Why use an HPC System?


  • High Performance Computing (HPC) typically involves connecting to very large computing systems elsewhere in the world.
  • These other systems can be used to do work that would either be impossible or much slower on smaller systems.

Working on an HPC system


  • An HPC system is a set of networked machines.
  • HPC systems typically provide login nodes and a set of worker nodes.
  • The standard method of interacting with such systems is via a command line interface called Bash.
  • The resources found on independent (worker) nodes can vary in volume and type (amount of RAM, processor architecture, availability of network mounted filesystems, etc.).
  • Files saved on one node are available on all nodes.
  • Avoid running jobs on the login node

Working with the scheduler


  • “The scheduler handles how compute resources are shared between users.”
  • “Everything you do should be run through the scheduler.”
  • “A job is just a shell script.”
  • “If in doubt, request more resources than you will need.”

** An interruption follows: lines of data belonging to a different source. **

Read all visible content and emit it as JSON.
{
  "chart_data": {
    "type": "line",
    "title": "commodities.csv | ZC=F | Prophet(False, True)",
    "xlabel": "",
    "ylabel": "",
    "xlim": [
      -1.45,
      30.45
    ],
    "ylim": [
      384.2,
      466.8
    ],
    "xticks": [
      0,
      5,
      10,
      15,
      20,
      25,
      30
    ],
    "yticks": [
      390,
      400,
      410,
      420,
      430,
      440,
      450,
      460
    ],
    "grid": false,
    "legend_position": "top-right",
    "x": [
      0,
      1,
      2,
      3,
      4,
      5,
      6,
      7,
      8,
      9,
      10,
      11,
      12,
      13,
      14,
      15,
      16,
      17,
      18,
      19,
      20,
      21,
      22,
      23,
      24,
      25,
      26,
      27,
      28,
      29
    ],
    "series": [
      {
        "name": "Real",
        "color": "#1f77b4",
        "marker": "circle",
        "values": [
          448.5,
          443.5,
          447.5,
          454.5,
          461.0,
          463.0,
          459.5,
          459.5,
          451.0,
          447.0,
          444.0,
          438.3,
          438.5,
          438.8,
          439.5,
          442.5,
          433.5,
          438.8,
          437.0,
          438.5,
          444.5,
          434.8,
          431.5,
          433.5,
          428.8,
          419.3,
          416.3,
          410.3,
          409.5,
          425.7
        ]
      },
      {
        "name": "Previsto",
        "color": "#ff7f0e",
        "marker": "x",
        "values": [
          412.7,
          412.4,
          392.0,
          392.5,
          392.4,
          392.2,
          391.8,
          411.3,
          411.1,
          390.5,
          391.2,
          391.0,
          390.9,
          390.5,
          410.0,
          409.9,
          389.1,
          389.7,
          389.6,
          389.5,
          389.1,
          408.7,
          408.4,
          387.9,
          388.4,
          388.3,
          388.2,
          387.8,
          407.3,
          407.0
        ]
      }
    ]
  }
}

Accessing software via Modules


  • “Load software with module load softwareName.”
  • “Unload software with module unload or module purge
  • “The module system handles software versioning and package conflicts for you automatically.”

Transferring files with remote computers


  • wget and curl -O download a file from the internet.
  • scp transfers files to and from your computer.
  • rsync is good for large transfers because it only transfers changed files

Running a parallel job


  • “Parallel programming allows applications to take advantage of parallel hardware; serial code will not ‘just work.’”
  • “Distributed memory parallelism is a common case, using the Message Passing Interface (MPI).”
  • “The queuing system facilitates executing parallel tasks.”
  • “Performance improvements from parallel execution do not scale linearly.”

Using resources effectively


  • “The smaller your job, the faster it will schedule.”

Using shared resources responsibly


  • “Be careful how you use the login node.”
  • “Your data on the system is your responsibility.”
  • “Plan and test large data transfers.”
  • “It is often best to convert many files to a single archive file before transferring.”
  • “Again, don’t run stuff on the login node.”